Avoid insecure networks, websites, and suspicious links
What this means
Public networks, such as those in coffee shops and stores, often aren’t secure, and information transmitted via those networks isn’t always protected.
Why it’s important
Hackers can “intercept” internet activity on public networks, including passwords and other sensitive information.
What to do
- Avoid public WiFi. Don’t use open, untrusted networks; never log in to sites such as your bank or brokerage accounts on public WiFi.
- Be aware of risks with emerging technology. New technologies and platforms such as cryptocurrency and NFTs may be tempting, but the underlying platforms and technology are largely unproven, untested, lack consumer protections, and are ripe for exploitation. Know that the risk is exponentially greater using these platforms and products.

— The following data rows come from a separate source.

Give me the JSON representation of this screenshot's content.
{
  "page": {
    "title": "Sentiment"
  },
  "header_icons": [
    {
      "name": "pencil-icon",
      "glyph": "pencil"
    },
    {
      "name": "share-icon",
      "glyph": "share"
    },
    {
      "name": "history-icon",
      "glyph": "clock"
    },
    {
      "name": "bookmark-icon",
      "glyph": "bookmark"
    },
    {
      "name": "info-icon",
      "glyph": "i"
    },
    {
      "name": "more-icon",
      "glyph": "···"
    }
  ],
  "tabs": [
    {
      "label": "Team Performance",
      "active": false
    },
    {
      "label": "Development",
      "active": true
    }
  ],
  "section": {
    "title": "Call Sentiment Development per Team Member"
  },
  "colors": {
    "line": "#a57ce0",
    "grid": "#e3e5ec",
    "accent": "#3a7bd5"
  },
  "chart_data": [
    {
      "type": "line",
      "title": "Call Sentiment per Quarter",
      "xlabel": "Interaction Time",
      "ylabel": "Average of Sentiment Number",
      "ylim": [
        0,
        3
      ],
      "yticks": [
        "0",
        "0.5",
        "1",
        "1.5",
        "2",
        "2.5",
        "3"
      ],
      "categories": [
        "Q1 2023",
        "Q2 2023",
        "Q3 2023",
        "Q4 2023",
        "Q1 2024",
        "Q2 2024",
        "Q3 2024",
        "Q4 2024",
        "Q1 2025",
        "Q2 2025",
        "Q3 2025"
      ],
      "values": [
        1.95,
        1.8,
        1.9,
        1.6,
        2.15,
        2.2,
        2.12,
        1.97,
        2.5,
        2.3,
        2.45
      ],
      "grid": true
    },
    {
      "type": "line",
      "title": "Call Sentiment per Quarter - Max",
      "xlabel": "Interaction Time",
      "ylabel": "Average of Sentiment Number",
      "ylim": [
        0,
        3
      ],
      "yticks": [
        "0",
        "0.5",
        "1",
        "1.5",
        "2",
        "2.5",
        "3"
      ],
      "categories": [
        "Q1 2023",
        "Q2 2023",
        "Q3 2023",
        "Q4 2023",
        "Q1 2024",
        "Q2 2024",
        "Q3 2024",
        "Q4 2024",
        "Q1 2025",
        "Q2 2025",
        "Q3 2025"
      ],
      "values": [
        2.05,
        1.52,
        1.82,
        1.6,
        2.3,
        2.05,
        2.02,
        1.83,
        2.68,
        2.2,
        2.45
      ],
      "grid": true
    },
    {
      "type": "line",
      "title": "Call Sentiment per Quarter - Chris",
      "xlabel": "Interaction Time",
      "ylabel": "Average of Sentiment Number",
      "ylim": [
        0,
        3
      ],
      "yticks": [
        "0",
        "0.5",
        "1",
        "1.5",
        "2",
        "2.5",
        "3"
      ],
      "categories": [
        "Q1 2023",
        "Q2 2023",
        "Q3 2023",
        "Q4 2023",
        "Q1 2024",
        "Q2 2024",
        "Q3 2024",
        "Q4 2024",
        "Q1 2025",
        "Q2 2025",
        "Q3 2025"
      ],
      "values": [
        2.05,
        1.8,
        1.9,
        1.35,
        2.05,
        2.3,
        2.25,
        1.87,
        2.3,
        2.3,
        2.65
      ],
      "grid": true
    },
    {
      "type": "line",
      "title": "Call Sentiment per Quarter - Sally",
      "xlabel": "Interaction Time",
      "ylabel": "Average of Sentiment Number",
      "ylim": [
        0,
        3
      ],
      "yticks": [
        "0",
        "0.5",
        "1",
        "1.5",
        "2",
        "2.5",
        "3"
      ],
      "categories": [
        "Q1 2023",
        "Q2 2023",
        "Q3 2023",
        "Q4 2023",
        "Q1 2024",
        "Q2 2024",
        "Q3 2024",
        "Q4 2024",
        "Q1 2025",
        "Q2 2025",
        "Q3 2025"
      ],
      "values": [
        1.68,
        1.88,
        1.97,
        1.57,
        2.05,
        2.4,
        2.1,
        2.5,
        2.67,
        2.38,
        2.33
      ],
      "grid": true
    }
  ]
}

- Guard against phishing. Phishing is when a hacker uses some believable pretext, such as an email that appears to come from your bank, to trick you into giving up information or allowing access to your system. Be suspicious of all emails, especially those you weren’t expecting. If you use Gmail, pay attention to any warning flags. Look for a mismatch between the sender domain and the email content. If you receive a notice from a business (such as your bank or brokerage firm), don’t click on the link in the email. Instead, visit the site and log in to your account to see if the message is legitimate. Never respond to a request to share your password or other sensitive information.
Have a contingency plan
What this means
You should always be prepared if something happens to one or more of your online accounts.
Why it’s important
An emergency plan will help you or your family gain access to accounts or recover from identity theft or a data breach.
What to do
- Set up password contingency. If something happens to you or you’re unavailable, make sure someone you trust has access to your passwords and other information to access your accounts, whether that means providing the primary password for your password manager or a printed list.
- Set limits on accounts wherever possible and practical, such as how much money can be transferred or withdrawn from an account.
- Keep a list of account numbers and alternative ways to contact institutions, such as phone numbers, so if hackers compromise an account and you’re locked out, you can still contact that institution.
- Think seriously about signing up for an identity theft or monitoring service, but understand their limitations. They can’t always protect your identity or sensitive online information from being compromised, but they can often provide a timely alert if something happens.
Final word
Getting your digital life organized can help protect and secure your financial life. The likelihood of a data breach or some other security compromise is increasing, but understanding, limiting, and protecting your digital footprint and online accounts can help mitigate the potential damage. Securing your financial health by taking steps to protect your sensitive financial information can help you avoid problems over time.